Ultima opera realizzata dall’architetto, quasi volesse essere un triste presagio dell’immediato futuro, la tomba realizzata per la famiglia Veritti è certamente l’opera più nota e quella che riesce a rappresentare in maniera più eclatante il rapporto con la poetica scarpiana. L’opera è il frutto di attenta e sofferta mediazione progettuale come testimoniano i numerosissimi schizzi di studio e le molteplici varianti ipotizzate. La tomba è un evidente e riuscito esempio dell’applicazione dell’insegnamento wrightiano sul rapporto fra architettura e natura. Masieri riduce il sacello ad una sorta di dado scoperchiato sul quale interviene con tagli curvilinei e sottili aperture.
Il progetto è concepito come un piccolo recinto erboso (ora non più tale), racchiuso da muri in massello di botticino di differenti misure. Ad esso si accede da un ampio foro, chiuso, nella parte inferiore, da cancelletto ruotante su perno in ferro brunito decorato da piccole croci che mette in relazione l’interno e l’esterno.
Nella cella il casellario dei loculi è ricoperto da lastre in marmo rosso di differenti misure così da definire una tessitura geometrica e da diversificare, la parete di fondo che reca le iscrizioni dei defunti in caratteri, anch’essi opera di progetto da parte dell’architetto. Un ampio disco di bronzo ossidato, fissato su perni metallici posti sul muro, e sospeso ad un attacco portato da una trave metallica, copre in parte il recinto funerario racchiudente, ora, una piccola pianta d’ulivo andata a sostituire quella originaria.
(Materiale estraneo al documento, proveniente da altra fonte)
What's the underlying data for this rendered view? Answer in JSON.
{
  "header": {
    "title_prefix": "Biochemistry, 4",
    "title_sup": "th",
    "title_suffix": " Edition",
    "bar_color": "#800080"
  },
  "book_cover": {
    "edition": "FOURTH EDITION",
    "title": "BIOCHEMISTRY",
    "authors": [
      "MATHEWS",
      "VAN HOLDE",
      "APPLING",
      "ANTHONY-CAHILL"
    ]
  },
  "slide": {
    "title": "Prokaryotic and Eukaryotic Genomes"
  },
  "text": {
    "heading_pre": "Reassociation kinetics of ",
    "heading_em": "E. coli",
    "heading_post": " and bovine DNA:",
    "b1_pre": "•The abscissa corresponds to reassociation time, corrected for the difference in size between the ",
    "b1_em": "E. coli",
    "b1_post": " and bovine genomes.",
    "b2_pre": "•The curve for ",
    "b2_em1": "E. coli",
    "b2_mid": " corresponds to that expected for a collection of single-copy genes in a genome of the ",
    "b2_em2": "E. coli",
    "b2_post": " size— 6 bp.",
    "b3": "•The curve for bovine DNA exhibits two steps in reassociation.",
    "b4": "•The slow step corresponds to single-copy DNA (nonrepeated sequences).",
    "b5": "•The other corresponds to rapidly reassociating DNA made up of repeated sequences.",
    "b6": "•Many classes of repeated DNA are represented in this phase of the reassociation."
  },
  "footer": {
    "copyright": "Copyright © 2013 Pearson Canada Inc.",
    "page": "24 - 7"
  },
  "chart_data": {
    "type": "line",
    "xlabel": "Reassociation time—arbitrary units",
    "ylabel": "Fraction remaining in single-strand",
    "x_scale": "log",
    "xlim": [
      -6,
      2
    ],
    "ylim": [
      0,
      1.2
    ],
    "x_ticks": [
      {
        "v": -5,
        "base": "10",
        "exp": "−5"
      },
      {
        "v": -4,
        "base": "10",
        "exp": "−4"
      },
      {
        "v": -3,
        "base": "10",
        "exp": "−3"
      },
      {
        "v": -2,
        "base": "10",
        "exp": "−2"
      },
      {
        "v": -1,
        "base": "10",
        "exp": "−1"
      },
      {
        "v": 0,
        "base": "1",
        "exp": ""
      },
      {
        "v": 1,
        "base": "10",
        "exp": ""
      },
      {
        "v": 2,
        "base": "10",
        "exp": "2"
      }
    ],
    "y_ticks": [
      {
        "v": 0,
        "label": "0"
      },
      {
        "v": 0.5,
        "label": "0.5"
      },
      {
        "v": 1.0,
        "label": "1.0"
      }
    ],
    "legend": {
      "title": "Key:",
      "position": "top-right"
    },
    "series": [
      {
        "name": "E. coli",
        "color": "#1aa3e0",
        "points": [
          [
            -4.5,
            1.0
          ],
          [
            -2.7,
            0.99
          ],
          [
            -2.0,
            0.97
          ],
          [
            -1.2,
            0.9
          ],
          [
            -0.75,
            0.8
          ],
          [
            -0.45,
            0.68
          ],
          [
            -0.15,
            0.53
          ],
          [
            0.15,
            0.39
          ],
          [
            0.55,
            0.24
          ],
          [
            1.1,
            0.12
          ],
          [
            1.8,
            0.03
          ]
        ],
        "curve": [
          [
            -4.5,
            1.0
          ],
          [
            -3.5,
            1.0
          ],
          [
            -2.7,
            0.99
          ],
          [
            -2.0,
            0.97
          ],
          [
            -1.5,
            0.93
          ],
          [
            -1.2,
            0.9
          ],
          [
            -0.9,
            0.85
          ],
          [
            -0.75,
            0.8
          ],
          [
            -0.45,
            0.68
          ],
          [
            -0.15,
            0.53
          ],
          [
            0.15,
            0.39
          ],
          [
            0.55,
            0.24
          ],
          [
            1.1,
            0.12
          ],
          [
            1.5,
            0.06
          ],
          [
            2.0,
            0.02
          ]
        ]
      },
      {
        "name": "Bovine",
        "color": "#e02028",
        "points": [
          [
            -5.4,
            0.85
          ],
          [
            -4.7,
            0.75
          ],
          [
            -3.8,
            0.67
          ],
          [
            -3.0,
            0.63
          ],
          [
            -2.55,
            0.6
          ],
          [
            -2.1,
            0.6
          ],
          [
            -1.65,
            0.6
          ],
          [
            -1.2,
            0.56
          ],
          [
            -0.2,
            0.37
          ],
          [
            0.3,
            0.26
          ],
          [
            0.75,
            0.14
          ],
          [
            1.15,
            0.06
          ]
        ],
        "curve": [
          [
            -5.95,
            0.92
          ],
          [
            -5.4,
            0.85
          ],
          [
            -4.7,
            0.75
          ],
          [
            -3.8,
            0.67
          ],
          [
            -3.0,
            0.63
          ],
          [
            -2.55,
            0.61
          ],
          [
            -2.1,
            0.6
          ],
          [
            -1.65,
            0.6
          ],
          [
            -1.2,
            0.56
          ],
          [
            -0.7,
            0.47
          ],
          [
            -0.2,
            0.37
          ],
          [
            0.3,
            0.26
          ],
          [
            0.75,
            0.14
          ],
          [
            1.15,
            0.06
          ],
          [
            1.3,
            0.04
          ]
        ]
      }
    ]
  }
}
Particolarmente ricercata e tormentata risulta la definizione del cancello d’ingresso che vuol essere quasi una metafora fra il mondo dei vivi e quello dei morti. Masieri dopo aver ipotizzato una chiusura piena a due ante, probabilmente sempre in pietra botticino ruotante su perni metallici, e forata da piccoli inserti quadrati in cui inscrivere il motivo della croce, opta per un’apertura lunata in muntzmetal ruotante su un perno verticale. Questo è affiancato da una lastra a spicchio che regge l’elemento in massello di pietra contenente i fiori. L’opera presenta un continuo compenetrarsi di pieni e di vuoti interrotto dallo spicchio cieco, il bruno del metallo ed il bianco della pietra concorrono a determinare una sintassi del continuo variare in una equilibrata armonia di classiche proporzioni.
"Ma dove colsi, lo spro vivamente, il supremo
anelito delle sie ambizioni fu quando mi condusse a vedere un "Palladio-Wright",
meraviglioso, straordinario"E cioè Palazzo Antonini:"qui per un fortunato intervento aggiuntivo di
data recente sull'antica costruzione, lo schema classico, pur sempre così umano
nelle architetture venete, diventa ancor più trepido per il forte aggetto della
nuova gronda affettuosamente protettrice (...). A questa sintesimirava
l'architetto Masieri? A questo dialettico contrappunto della Natura e della
Geometria?"Rogers formula questi giudizi sulle pagine della
rivista "Metron", rivista che esprime gli ideali e i riferimenti comuni ad una
generazione di artisti che si riconoscevano nei principi della carta dell'APAO
(Associazione per l'architettura organica).